The task force comprises staff from several medicine regulatory agencies in the EEA and will be chaired by the Danish Medicines Agency. It's first actions will be carried out over the next 18 months and they include:

  • Mapping sources and characteristics of big data.
  • Exploring the potential applicability and impact of big data on medicines regulation.
  • Developing recommendations on necessary changes to legislation, regulatory guidelines or data security provisions.
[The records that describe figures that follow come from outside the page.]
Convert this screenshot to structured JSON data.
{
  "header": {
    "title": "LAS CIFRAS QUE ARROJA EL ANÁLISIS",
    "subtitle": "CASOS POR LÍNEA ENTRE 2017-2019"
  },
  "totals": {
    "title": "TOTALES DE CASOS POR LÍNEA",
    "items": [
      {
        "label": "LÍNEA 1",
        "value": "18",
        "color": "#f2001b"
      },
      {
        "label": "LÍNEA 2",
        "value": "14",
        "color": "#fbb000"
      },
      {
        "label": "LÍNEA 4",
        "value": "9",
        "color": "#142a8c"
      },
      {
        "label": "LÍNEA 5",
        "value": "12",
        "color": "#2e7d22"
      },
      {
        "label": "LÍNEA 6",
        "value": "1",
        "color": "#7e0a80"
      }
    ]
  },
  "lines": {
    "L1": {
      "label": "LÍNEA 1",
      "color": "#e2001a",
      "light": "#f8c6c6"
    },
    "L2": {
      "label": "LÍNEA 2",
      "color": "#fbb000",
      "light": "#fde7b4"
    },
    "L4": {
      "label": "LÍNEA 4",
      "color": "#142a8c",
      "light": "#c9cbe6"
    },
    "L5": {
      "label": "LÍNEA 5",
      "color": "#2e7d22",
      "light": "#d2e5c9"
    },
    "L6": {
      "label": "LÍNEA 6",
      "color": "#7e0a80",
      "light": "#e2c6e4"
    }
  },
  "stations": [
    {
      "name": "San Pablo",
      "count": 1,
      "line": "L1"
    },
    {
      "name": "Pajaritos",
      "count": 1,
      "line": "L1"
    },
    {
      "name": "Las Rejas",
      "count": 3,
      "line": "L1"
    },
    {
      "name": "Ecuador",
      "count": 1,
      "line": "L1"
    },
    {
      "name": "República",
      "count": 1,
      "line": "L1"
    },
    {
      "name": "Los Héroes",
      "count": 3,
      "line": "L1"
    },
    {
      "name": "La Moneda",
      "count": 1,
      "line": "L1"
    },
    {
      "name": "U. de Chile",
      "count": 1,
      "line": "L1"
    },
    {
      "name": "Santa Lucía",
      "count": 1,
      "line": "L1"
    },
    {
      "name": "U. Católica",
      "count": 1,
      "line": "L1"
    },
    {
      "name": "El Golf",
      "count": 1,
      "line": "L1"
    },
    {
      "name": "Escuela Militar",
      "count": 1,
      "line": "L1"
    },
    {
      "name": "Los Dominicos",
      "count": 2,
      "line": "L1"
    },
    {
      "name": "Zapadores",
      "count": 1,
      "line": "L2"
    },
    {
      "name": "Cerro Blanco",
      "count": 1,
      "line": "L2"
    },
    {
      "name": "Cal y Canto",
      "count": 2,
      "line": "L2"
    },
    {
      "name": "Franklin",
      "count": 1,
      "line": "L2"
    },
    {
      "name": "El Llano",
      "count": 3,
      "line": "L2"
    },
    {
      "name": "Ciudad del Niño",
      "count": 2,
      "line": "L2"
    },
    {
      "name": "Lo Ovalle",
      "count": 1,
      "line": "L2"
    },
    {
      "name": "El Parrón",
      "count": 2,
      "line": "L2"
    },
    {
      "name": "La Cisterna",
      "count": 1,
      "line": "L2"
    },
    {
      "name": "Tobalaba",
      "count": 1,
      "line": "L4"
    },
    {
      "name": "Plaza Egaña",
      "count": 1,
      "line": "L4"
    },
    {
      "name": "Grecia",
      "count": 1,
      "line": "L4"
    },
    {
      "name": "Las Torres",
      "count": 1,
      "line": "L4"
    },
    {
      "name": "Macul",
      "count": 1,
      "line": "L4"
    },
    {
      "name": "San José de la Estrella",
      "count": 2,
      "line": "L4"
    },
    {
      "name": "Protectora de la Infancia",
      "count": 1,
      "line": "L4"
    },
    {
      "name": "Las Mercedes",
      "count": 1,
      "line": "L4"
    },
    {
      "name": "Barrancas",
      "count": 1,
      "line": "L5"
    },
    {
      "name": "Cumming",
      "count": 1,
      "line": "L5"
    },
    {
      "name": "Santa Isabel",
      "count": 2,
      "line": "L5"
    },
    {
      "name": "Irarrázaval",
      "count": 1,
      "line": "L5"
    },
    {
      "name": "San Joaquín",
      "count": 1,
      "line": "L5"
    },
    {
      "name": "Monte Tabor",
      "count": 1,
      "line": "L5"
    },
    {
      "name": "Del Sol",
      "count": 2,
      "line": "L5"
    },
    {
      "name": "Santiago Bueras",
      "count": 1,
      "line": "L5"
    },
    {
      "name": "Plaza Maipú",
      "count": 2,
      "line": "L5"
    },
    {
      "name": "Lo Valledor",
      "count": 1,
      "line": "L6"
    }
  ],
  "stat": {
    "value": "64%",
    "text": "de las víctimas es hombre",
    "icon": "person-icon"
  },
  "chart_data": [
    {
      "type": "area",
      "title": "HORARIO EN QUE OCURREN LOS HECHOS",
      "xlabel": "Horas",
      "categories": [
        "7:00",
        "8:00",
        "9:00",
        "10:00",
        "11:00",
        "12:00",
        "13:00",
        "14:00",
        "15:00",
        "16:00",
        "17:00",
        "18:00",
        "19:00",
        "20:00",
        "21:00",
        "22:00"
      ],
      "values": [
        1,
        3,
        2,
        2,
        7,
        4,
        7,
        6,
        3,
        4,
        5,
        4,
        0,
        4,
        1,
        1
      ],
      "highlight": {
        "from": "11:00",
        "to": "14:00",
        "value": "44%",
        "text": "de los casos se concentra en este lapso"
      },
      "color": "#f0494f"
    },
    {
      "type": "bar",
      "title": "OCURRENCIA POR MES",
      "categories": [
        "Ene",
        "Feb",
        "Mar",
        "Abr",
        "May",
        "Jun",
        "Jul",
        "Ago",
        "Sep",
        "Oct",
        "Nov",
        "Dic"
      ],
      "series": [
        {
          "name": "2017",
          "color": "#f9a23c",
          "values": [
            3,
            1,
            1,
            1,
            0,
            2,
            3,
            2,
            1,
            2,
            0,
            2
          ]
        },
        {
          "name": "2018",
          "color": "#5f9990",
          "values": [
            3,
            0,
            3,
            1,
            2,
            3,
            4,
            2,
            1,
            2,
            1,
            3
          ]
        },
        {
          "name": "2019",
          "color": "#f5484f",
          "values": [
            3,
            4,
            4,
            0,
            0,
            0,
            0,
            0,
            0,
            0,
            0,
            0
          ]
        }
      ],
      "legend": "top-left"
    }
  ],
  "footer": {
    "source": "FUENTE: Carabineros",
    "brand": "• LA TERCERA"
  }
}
  • Creating a roadmap for the development of big data capabilities for the evaluation of applications for marketing authorizations or clinical trials in the national competent authorities.
  • Collaborating with other regulatory authorities and partners outside the EEA to consider their insights on big data initiatives. News of the task force comes on the back of the update that the UK data protection regulator, the Information Commissioner's Office ("ICO"), made to its 2014 publication on big data, artificial intelligence, machine learning and data protection, early last month. The publication pulls out the distinctive considerations of the use of big data from a data protection perspective. Such considerations can include whether the collection of personal data goes above and beyond what is needed for specific processing activities, whether processing activities are made clear to individuals, and how new types of data can be used. In light of the increasingly imminent General Data Protection Regulation, as discussed in our previous post, the ICO includes practical guidance for organizations to process big data in a way that is compliant with the new rules. Healthcare and other organizations looking to process big data will need to ensure that they carry out suitable privacy impact assessments and implement a range of protective measures, such as auditable machine learning algorithms, anonymization and comprehensive privacy policies. Guidance on profiling is also likely to follow

We'll be keeping an eye on the work of the new task force, as well as any further practical guidance that comes from data protection regulatory agencies. It is clear that organizations will need to get the balance right between potentially hugely speeding up research and innovation by using big data, and adhering to the regulatory obligations that are attached.